M. [X] [W] conclut dans le dossier RG 23/02029 à la fixation de ses honoraires à la somme de 875 euros TTC et à la condamnation de la SARL Sofitek à lui payer la somme de 1500 € au titre de l’article 700 du code de procédure civile. Dans le dossier RG 24/06497, il conclut à la fixation de ses honoraires à la somme de 875 euros et à la condamnation de la SARL Sofitek et de Mme [Y] à lui payer la somme de 1500 euros au titre de l’article 700 du code de procédure civile. Il explique que Madame [Y], ressortissante russe, désireuse d’acquérir la nationalité française a pris son attache afin qu’il l’accompagne dans ses démarches, étant précisé qu’il exerce son activité exclusivement dans le domaine du droit des étrangers et de la nationalité. Une première consultation a eu lieu le 27 octobre 2018 et une seconde le 17 novembre 2018. Madame [Y] souhaitait que les factures soient établies au nom de la société Sofitek, dont son époux [Z] [Y] de nationalité française est le gérant. Un mode de règlement en plusieurs échéances de 200 € était envisagé. Une provision de 600 € a été virée sur son compte. Il conteste avoir été saisi dans le cadre d’une procédure pour récupérer une somme liée à une victoire devant la justice Suisse. A l’audience, il s’en rapporte sur la demande de sursis à statuer.
SUR CE
Sur la jonction
Aux termes de l’article 367 du code de procédure civile, « le juge peut, à la demande des parties ou d’office, ordonner la jonction de plusieurs instances pendantes devant lui s’il existe entre les litiges un lien tel qu’il soit de l’intérêt d’une bonne administration de la justice de les faire instruire ou juger ensemble ».

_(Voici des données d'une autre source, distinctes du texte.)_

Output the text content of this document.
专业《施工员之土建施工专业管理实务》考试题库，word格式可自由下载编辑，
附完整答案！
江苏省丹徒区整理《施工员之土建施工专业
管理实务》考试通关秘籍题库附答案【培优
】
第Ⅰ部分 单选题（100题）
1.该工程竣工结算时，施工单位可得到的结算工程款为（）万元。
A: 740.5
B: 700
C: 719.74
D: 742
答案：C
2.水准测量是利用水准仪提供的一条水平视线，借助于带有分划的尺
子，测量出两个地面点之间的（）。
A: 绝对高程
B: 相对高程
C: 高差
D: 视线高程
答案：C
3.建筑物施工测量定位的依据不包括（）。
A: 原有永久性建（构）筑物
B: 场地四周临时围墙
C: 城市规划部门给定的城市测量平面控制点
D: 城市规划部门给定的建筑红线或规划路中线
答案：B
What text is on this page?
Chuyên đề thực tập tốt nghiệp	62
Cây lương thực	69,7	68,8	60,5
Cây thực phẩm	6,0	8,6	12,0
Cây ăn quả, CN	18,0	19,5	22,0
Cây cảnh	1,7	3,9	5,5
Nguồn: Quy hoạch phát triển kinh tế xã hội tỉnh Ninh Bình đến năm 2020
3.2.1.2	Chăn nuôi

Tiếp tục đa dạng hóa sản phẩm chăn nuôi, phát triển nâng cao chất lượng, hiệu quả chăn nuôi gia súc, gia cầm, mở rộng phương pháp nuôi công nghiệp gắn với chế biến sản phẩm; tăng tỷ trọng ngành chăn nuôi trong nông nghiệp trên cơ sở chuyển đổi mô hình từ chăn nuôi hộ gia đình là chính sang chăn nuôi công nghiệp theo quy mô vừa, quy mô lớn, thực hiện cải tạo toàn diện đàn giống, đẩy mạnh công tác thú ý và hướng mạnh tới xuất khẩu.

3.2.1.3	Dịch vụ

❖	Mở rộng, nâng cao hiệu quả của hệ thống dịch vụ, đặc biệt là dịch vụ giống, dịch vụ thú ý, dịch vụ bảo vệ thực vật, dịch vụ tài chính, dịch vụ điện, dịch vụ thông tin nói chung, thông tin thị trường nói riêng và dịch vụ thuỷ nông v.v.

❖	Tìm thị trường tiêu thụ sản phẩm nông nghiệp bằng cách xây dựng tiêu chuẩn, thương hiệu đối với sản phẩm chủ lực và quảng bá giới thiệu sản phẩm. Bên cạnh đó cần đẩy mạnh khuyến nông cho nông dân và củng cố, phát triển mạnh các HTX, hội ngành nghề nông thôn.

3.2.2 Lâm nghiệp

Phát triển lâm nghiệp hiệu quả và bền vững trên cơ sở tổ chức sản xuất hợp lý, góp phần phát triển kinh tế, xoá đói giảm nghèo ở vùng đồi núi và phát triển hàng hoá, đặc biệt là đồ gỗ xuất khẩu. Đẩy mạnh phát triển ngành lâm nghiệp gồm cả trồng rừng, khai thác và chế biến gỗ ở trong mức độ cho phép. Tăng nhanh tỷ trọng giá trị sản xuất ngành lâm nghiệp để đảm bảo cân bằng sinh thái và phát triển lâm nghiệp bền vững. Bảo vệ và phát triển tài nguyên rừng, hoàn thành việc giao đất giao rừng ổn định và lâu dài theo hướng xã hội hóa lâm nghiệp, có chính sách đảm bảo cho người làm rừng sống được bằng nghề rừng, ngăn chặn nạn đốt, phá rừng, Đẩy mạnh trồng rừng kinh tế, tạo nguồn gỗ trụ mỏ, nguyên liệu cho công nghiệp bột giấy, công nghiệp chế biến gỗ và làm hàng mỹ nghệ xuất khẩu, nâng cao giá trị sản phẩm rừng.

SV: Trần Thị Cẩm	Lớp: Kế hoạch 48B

En l’espèce, les instances pendantes devant la cour concernent les mêmes parties et le même litige. Il y a donc lieu d’ordonner la jonction des procédures RG 23/020259 et RG 24/06497.
Sur le fond
Le principe
L’article L.311-7, 2°du code de l’organisation judiciaire donne compétence au premier président pour connaître des recours contre les décisions du bâtonnier prises sur contestation des honoraires d’avocat. Et, en application de l’article 177 alinéa 2 du décret n°91-1197 du 27 novembre 1991, celui-ci peut à tout moment, renvoyer l’affaire à la cour, qui procède dans les mêmes formes.
En application de l’article 53, 6° de la loi n° 71-1130 du 31 décembre 1971 portant réforme de certaines professions judiciaires et juridiques, la section V intitulée 'Contestations en matière d’honoraires et débours’ de ce décret définit notamment la procédure applicable en ce domaine, dans le respect de l’indépendance de l’avocat, de l’autonomie des conseils de l’ordre et du caractère libéral de la profession.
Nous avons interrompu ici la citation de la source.